Automne1970

27 juillet 1973

Partcham & Khalq ( le Drapeau, le Peuple)
 

Kaboul. C'était déjà l'automne de 1970, il était temps de chauffer les maisons dans l'attente de l'hiver afghan, froid et neige :

poêles à bois, poêles aux fleurs de coton pour une chaleur douce. Ce matin de novembre, on m'appelle, il y avait le feu

chez moi, un feu de cheminée. Les pompiers étaient à l'œuvre : lance à eau et pioche sur le toit-terrasse de torchis.

C'est cet incendie qui m'a permis de rencontrer le fils du propriétaire de la grande villa que je louais ; il venait voir les dégâts

causés par le feu, par l'eau, par la pioche. Il était accompagné d'un ami, la trentaine lui aussi. On échange en français autour

d'un whisky, ce sont deux anciens élèves du lycée Esteqlal, le lycée franco-afghan. On parle de l'Afghanistan, de la situation

du pays, de la misère, de l'archaïsme de la société, du sort des femmes, de l'emprise de l'Islam. Ce sont deux officiers de

l'armée afghane, ils sont communistes, en formation en URSS, en permission à Kaboul. Pour eux, la révolution marxiste-léniniste

est la solution aux maux de la société afghane. Je réponds que les " masses " ne sont pas prêtes. Je cite Lénine, " L'Etat et

la Révolution ", ils sont en confiance, je rappelle le rôle de la classe ouvrière en 1917, ils rétorquent que l'adhésion des

" masses paysannes " n'est pas nécessaire, ils m'opposent l'exemple de Cuba où la révolution a été menée par une élite

éduquée; officiers, communistes, afghans, ils sont l'élite de la nation, l'avant-garde de la société afghane, le fer de lance

de la révolution pour le bien du peuple ; dans un premier temps ils pourront s'appuyer sur la couche intellectuelle et aisée

du pays qui demande l'abolition de la royauté et l'avènement de la démocratie. Schéma léniniste classique.

Avec trois ans d'avance, ils dessinaient le coup d'état du 17 juillet 1973, initié par Sardar Mohammed Daoud, ancien

premier ministre et cousin germain du roi, mis en œuvre en sous-main par les communistes*, noyau idéologique de l'armée

afghane, et avec le soutien actif d'ambitieux issus de la haute société, voire de sincères mais naïfs démocrates. Le coup d'état

a mis fin à la royauté et porté à la présidence de la république Sardar Mohammed Daoud. C'était une figure présentable aux

yeux de la population et de l'étranger, président contraint au début par le " Comité " qui comprenait force membres du Partcham

(le Drapeau) - un des deux partis communistes afghans.

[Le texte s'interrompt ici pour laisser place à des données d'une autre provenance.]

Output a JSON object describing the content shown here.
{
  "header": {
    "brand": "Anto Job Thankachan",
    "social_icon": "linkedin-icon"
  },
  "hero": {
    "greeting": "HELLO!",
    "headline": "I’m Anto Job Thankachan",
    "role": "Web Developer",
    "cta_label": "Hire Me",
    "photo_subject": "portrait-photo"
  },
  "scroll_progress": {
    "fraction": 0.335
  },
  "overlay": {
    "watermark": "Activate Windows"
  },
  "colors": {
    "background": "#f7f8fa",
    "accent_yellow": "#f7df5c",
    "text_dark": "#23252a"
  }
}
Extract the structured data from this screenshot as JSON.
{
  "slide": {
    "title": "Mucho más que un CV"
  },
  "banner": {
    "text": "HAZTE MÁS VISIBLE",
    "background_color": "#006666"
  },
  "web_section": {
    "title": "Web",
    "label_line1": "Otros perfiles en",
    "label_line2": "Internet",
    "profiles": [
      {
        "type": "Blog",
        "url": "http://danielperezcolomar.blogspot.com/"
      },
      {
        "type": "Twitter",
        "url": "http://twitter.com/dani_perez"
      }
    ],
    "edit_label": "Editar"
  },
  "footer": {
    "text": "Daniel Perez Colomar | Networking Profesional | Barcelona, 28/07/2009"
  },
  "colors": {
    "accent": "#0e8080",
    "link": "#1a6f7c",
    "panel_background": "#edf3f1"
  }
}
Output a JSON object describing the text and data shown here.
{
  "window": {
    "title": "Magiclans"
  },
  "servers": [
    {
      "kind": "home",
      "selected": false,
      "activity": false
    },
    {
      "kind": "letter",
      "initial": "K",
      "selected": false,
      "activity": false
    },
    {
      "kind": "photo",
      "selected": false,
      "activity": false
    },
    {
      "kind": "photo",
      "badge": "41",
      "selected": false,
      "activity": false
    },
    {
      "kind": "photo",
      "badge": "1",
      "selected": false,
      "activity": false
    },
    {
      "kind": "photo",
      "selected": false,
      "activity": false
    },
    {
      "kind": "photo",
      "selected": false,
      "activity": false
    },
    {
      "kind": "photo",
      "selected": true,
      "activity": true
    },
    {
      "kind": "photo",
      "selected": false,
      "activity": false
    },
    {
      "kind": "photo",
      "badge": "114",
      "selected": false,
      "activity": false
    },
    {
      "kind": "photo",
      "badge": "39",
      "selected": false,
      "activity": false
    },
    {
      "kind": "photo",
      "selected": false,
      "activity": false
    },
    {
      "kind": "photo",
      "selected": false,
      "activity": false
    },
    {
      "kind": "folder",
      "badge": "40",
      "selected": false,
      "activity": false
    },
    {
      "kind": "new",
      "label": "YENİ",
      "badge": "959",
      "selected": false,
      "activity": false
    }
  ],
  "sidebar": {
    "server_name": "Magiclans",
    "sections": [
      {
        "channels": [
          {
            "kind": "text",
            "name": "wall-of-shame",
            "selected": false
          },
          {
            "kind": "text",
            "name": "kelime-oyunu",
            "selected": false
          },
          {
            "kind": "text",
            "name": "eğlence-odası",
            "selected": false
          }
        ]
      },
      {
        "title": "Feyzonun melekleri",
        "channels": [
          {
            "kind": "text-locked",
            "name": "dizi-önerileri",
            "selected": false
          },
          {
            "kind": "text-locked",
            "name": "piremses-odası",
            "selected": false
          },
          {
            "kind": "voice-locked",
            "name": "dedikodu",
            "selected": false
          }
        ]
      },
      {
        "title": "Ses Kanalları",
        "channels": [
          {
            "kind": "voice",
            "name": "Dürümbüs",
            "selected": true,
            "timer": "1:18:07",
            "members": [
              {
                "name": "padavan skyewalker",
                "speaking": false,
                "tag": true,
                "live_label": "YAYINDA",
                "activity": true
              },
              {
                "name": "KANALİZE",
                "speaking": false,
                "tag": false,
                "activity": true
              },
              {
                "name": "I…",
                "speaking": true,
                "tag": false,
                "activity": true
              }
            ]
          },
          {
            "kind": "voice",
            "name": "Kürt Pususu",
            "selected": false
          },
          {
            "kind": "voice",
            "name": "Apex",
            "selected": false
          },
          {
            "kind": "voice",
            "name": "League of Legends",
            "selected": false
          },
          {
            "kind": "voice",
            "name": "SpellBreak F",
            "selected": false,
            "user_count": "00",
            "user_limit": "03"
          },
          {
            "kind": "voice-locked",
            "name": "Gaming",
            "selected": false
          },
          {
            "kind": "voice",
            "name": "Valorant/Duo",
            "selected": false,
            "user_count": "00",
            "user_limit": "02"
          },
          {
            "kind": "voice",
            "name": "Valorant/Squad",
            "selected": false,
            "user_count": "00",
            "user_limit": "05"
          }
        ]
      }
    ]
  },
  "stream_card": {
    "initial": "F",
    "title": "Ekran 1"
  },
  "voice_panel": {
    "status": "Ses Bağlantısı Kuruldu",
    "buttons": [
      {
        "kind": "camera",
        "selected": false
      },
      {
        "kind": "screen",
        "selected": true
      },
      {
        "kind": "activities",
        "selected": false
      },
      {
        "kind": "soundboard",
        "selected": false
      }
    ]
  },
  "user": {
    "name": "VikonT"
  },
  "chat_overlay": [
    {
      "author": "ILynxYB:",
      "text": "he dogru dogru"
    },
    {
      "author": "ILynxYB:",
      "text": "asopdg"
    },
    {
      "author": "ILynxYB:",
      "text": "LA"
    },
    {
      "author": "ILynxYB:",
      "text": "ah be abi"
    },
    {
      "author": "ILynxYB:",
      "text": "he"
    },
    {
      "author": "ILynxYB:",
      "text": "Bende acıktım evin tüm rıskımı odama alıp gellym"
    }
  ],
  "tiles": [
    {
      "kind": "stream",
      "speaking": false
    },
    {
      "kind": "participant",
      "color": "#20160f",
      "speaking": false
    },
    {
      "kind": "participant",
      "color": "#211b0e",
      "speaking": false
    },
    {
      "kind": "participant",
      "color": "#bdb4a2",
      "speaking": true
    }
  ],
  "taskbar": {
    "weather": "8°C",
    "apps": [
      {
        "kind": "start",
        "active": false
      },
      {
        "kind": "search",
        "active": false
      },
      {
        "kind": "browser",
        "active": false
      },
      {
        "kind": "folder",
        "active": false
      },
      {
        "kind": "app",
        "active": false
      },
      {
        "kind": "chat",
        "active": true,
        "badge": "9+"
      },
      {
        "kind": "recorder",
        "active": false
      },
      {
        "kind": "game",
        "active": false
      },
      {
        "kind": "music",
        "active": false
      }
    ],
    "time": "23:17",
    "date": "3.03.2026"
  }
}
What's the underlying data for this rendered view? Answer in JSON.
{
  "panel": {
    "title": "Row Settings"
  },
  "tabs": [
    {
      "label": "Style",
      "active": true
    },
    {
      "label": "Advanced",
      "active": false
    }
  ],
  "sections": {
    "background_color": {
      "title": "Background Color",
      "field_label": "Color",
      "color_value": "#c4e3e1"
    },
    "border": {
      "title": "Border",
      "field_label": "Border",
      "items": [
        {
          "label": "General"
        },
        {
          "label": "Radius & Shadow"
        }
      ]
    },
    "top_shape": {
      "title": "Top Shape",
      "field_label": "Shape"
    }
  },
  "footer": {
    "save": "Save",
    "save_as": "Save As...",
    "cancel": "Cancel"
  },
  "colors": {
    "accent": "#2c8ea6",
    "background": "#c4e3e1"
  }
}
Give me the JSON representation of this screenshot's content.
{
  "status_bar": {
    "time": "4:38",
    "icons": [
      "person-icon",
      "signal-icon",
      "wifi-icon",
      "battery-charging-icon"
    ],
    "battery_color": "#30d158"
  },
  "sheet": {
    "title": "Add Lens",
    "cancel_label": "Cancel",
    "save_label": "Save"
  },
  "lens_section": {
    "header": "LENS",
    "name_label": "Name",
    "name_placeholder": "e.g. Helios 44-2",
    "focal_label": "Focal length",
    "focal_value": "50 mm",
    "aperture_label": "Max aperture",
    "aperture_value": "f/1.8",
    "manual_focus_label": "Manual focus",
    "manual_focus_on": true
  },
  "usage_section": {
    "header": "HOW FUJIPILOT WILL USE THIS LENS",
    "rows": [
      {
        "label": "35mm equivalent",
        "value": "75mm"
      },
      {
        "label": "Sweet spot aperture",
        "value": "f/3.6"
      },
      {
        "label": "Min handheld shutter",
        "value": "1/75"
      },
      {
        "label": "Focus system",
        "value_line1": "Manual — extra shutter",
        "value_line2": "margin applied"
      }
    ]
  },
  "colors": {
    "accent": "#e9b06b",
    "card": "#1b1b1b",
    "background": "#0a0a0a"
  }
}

27 avril 1978. Lorsque le président Daoud se sera cru suffisamment fort pour se débarrasser de ses alliés communistes qui

l'avaient porté au pouvoir, lorsqu'il aura scellé une alliance qui n'avait rien de marxiste avec le chah d'Iran et apaisé les relations

avec le Pakistan d'Ali Bhutto, lorsqu'il croira pouvoir voler de ses propres ailes, il sera abattu avec tous les membres de sa famille.

Les deux partis communistes, Partcham et Khalq, réunifiés, auront le pouvoir d'une révolution triomphante.

Radio Kaboul au soir du 27 avril, 19h :

" Communiqué du Conseil militaire des forces armées d'Afghanistan

"Sardâr Mohammad Dâoud, le dernier survivant de la famille despote du roi Nâder Khân, le plus grand imposteur devant l'histoire,

l'homme qui a trahi la volonté du peuple d'Afghanistan a été supprimé définitivement. Désormais la souveraineté nationale appartient

à vous, noble peuple d'Afghanistan. La défense des acquis de la révolution et l'élimination des partisans de ce Sardâr** despote et

cruel est désormais le devoir de chacun des membres du digne peuple d'Afghanistan. "

 

Avec le recul des ans, je m'interroge encore sur ce que m'avaient dit mes deux interlocuteurs de 1970 : authenticité de l'espoir

et de l'utopie ou voile de fumée d'un discours convenu ? Je penche pour la première hypothèse, je gage alors qu'ils seront parmi

les premiers à être - au mieux - envoyés à la sinistre prison de Pul-i-Charkhi, au pire, victime d'une des nombreuses purges du régime.

Acte 1 du chaos infernal dans lequel se débat, depuis, l'Afghanistan.

 

*avec l'appui vraisemblable des Soviétiques, bien que nié tant par les Russes que par les soutiens de Dâoud. 120 tankistes russes

étaient arrivés la semaine précédente pour former les tankistes afghans au tank T56.